The bridge finally opened to the public on May 27, 1937. At its opening, it was the tallest and longest bridge in the world. A distinction it held until the 1964 opening of the Verazzano-Narrows Bridge in New York. 

Perhaps even more impressive is that the bridge came in under budget and ahead of schedule. 

The total length of the bridge is 1.7 miles or 2.7 kilometers, and the towers stand 746 feet or 227.4 meters tall.

Today the bridge is listed as part of US Highway 101, also known as the Pacific Coast Highway. However, technically, it is not. Legally, highway 101 ends just before the bridge and then starts again just on the other side of the bridge. This is mainly a legal jurisdictional issue and most native San Franciscans aren’t even aware of this fact.

The Golden Gate Bridge, Highway and Transportation District controls the bridge and the California Department of Transportation controls the road on either end. 

The bridge is continuously being painted. The paint is the primary protection of the metal from the salt which is carried by fog and mist.

One of the biggest upgrades to the bridge occurred from 1982 to 1986. The original deck of the bridge was made out of concrete. However, after almost 50 years, the rebar in the concrete was starting to corrode from salt. Over a period of 401 evenings, without ever closing down the bridge, the entire deck was replaced with a steel Orthotropic deck that was 40% lighter and stronger than the original.

There is an average of 112,000 vehicles that pass over the bridge every day. The toll to cross the bridge for a passenger vehicle ranges from $8.05 to $9.05 depending on how you pay.
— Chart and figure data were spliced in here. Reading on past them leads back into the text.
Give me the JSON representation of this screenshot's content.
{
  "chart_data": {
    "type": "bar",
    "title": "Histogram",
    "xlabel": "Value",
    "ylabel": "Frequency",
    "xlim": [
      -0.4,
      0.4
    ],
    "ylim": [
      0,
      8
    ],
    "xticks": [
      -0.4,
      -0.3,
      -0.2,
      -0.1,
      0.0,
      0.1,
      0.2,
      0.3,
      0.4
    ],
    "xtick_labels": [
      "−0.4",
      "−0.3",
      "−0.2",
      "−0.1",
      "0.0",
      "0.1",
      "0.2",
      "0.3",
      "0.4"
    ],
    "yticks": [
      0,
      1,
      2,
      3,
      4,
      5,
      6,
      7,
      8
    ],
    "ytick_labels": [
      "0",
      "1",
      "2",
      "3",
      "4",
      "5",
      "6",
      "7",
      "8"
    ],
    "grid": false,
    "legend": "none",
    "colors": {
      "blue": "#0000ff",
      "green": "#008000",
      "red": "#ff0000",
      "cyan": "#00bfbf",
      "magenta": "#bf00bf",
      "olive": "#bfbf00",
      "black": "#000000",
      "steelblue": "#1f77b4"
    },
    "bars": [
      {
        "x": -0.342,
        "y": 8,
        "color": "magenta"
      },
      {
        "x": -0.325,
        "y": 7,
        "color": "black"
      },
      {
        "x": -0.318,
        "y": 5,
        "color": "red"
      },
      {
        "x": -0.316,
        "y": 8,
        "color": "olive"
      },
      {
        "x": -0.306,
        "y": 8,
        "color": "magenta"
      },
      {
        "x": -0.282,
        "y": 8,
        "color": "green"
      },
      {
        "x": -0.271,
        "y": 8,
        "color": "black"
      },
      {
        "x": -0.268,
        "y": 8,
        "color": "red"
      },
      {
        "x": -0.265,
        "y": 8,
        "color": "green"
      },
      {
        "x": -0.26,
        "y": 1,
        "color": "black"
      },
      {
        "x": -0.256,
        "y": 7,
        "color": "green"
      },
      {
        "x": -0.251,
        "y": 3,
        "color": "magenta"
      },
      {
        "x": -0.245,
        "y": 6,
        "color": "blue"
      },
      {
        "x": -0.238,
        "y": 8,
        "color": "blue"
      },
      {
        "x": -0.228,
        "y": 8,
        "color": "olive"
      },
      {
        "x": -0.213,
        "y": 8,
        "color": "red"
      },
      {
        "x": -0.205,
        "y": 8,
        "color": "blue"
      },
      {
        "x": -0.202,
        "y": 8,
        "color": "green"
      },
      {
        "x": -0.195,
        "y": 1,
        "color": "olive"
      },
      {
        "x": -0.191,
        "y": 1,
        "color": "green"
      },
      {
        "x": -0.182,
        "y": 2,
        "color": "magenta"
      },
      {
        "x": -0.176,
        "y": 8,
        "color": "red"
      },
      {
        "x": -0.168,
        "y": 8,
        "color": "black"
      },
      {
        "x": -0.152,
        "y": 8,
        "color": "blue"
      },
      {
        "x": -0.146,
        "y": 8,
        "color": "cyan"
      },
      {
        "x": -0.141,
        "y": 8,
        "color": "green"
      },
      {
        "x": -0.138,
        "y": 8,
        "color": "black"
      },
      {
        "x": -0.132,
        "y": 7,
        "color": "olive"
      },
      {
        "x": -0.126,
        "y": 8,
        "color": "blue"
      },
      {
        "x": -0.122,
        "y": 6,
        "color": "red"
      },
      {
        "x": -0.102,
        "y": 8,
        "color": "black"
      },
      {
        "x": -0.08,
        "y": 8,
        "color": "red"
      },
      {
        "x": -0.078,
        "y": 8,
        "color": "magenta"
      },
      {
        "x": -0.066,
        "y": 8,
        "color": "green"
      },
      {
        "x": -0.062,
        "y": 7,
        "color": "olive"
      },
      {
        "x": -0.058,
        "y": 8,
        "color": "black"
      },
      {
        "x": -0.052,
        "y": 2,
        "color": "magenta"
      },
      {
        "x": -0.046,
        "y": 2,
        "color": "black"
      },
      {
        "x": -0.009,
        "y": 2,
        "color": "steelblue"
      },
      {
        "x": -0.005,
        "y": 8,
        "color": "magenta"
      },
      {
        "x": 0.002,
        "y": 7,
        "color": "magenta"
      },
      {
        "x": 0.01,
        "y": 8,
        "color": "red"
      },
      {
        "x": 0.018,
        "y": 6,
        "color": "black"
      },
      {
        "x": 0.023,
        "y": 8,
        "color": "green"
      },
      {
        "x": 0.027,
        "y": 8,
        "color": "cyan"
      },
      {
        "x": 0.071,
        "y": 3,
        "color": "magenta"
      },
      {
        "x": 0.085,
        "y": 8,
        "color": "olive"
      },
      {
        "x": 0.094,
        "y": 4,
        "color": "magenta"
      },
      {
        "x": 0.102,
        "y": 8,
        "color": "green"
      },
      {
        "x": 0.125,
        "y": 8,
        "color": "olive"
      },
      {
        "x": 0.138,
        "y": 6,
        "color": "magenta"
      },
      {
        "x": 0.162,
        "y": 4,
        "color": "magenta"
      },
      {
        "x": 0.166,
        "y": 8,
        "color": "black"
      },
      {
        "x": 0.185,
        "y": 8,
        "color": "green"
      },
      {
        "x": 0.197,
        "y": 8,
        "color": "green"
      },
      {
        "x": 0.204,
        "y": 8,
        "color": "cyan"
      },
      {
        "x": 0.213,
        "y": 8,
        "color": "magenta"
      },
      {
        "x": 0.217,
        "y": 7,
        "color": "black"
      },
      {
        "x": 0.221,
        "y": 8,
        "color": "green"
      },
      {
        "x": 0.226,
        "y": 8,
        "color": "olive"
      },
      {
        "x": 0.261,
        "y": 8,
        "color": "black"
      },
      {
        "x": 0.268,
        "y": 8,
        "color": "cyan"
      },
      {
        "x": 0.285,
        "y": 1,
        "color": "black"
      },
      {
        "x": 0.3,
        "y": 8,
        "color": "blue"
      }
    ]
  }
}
Tolls are only collected on southbound cars. People escaping San Francisco can do so free of charge. 

Today the Golden Gate Bridge has become an icon and one of the most well-known structures in the world. The American Institute of Architects listed it 5th on their list of America’s Favorite Architecture. 

The bridge is perhaps the best-known and most photographed bridge in the world.

It has become a symbol not just of San Francisco, but of California, and of the entire United States.